By Paul Southworth, Director General of the Direct Selling Association
Selling is a key part of business. Being able to make a sale can be the difference between business success and failure for the thousands of small and medium business in the UK. Often however, businesses in the current climate feel they can’t do any more to sell, and maximise their business success.
In fact, selling in the UK is alive and well. Direct selling, where goods are sold directly to customers, is one of the largest industries in the UK, contributing £2 billion a year to the country’s economy and offering flexible employment to over 400,000 people.
How then, can other businesses learn from the dynamic sales expertise at work in the direct selling industry? Here are some ideas from direct selling which might help you improve your sales technique, no matter what kind of business you are in.
Persistence pays off
This is true of any walk of life, but never more so than when you are in a sales role.

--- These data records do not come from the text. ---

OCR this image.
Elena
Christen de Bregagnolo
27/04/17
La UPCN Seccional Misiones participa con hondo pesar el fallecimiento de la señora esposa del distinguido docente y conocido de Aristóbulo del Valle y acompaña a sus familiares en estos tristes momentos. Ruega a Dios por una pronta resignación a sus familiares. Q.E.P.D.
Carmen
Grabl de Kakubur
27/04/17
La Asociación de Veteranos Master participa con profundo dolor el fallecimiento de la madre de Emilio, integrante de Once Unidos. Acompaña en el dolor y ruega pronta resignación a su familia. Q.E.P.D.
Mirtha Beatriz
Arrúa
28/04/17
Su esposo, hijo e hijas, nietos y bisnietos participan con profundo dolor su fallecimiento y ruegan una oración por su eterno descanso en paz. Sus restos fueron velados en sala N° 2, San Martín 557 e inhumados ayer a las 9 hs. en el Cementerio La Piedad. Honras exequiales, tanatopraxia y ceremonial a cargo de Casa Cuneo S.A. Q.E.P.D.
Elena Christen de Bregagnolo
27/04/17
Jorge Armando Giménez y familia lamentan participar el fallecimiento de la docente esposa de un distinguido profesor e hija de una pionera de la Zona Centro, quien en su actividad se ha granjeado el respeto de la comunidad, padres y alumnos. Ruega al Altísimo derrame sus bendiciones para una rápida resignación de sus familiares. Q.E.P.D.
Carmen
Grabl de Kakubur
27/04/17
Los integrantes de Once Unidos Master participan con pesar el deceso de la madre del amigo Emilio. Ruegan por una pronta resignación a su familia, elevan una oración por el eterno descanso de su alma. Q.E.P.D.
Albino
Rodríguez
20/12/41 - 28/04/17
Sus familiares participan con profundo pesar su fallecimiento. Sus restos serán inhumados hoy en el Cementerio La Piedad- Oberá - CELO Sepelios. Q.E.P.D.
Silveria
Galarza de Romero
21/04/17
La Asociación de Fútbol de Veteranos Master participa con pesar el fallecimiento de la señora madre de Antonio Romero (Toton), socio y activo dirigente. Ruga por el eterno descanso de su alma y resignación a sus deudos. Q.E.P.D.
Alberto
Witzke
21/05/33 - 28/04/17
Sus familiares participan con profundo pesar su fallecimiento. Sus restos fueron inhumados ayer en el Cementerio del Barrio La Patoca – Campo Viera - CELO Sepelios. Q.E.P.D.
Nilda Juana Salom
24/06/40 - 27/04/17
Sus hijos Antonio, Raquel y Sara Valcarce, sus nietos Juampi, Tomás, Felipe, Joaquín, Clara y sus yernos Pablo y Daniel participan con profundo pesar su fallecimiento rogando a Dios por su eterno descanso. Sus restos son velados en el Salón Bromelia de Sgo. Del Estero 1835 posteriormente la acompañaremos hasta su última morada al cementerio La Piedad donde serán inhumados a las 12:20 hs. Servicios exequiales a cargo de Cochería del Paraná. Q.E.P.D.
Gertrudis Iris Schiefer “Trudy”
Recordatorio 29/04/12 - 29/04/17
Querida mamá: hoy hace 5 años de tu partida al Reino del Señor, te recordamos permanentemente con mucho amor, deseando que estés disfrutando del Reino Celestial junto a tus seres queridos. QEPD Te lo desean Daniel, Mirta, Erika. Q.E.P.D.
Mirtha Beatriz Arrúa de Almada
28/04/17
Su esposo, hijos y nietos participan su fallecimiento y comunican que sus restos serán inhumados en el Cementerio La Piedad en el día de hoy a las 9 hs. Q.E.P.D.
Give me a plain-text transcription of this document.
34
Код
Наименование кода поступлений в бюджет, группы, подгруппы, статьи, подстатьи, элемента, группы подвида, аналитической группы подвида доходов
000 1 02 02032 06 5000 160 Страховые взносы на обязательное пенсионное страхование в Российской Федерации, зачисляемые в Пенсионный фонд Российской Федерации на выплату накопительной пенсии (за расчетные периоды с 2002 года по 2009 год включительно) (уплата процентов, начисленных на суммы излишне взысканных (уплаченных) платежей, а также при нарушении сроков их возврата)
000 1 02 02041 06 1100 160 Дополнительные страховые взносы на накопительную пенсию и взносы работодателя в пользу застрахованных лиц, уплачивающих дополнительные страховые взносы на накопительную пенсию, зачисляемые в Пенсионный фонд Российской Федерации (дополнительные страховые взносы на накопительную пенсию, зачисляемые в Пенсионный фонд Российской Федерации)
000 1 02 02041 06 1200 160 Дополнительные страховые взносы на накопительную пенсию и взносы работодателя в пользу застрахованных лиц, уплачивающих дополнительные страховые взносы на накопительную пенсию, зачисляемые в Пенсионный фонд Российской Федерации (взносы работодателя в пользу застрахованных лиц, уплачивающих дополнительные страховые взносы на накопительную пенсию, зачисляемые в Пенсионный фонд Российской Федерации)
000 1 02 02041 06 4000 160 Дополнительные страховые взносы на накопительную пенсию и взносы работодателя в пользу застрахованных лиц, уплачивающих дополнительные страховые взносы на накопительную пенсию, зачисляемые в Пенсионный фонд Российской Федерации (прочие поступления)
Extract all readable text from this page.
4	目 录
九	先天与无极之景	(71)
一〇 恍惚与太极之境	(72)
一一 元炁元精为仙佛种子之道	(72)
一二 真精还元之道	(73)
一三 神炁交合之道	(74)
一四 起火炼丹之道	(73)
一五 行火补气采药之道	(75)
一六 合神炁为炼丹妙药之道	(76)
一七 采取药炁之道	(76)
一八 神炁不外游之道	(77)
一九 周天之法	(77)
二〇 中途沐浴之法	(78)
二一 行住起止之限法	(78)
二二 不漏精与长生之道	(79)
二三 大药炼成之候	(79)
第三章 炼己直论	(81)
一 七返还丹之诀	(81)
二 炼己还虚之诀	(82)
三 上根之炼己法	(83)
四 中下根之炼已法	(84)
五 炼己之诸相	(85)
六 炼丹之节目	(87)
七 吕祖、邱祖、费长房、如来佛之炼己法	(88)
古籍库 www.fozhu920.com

In direct selling, consultants often need to make several calls to the same house to catch someone at home, in business it might require several calls or emails to engage with the right person, but stay positive, and don’t give up!
Direct sellers are always on the lookout for potential customers - whether in the playground or in the pub, they could always be in the company of potential customers. They need to use this to their advantage and have a think about all the chances to network. In business too, there may be more opportunities to network that you originally think — look at all you potential customers, and try to extend your networks, through social media, networking events and the contacts you already have.
Direct sellers keep in touch with regular customers and seek personal comments or testimonials, to validate their work and reputation. Likewise, small businesses should reach out to happy customers and ask for a recommendation for your website or marketing materials. A recommendation on the quality of your work or products from someone else is much more powerful that saying it yourself.
Show and tell
Direct selling often works on a tried and tested method — show people what’s being sold, and letting them try it for themselves. This can be a very effective way of selling across the board, if your customer is unconvinced on the phone, offer to go and see them personally and demonstrate the effectiveness of the product or service. Face to face works in the direct selling industry and could be a hugely valuable method of selling in your business too.
Direct sellers are often incredibly proficient at getting orders processed and demonstrating an extremely high level of customer service because they are very keen be seen as professional. There’s no reason then, why other business shouldn’t demonstrate the same commitment to their client base, delivering goods on time and with high levels of customer care. A professional approach will help you develop your reputation and maintain repeat customers.
Much of the direct selling industry offers an amazing amount of support and training to its sales force. Likewise, in your business, try to take advantage of any training on offer, or ask for help and support when you need it. Make sure you have all the information you need to sell — whether that’s asking your suppliers or production department for complete product information, or brainstorming the unique selling points of your services with the rest of your team. You’ll find that many people within the business are normally very happy to share ideas, best practice and trouble-shooting suggestions.